Post autor: Grzegorz75 »

No to ja czapeczkę z głowy .... tak jakby... ściągam .... :lol: O to mi chodziło . "Modelarzem śledczym" nie jestem , wiec czy numerki prawdziwe , czy nie , to nie o to chodzi . Chodzi .... o numerki przeca, że są :lol: .
Awatar użytkownika
Przemek W.
Posty: 360
Rejestracja: wt sie 31 2004, 11:02
Lokalizacja: Nysa
x 7

  • Cytuj
  • zaloguj się, by polubić ten post

Post autor: Przemek W. »

Proszę proszę :D

Mariusz, rewelka jak dla mnie :) Widzę że z modelu na model podnosisz poprzeczkę. To się chwali.

Czekam na kolejną aktualizację.

Niech cierpliwość będzie z Tobą :cool:
Awatar użytkownika
QN
Posty: 1086
Rejestracja: czw gru 04 2003, 8:29
Lokalizacja: Stasi Las
x 148

  • Cytuj
  • zaloguj się, by polubić ten post

Post autor: QN »

Dawno mnie tu nie było (w relacji , nie na forum :mrgreen: ) - ponad pół roku.

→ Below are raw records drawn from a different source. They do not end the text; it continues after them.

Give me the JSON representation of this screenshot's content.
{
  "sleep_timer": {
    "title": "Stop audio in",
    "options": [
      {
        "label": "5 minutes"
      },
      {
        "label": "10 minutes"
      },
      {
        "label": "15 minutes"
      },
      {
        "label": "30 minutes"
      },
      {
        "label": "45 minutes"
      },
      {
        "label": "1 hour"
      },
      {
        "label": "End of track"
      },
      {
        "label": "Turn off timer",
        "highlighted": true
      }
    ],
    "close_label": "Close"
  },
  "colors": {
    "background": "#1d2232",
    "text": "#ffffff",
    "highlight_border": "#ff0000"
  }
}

A przyczyna jest prosta. Znowu wdepnąłem w kanał, co się łańcuchami do trału zowie. Kolejne 1332 elementy, ale pracochłonnością porównywalne z gąsienicami, które mają przecież znacznie więcej części. To co poniżej robiłem jakieś 100 roboczogodzin.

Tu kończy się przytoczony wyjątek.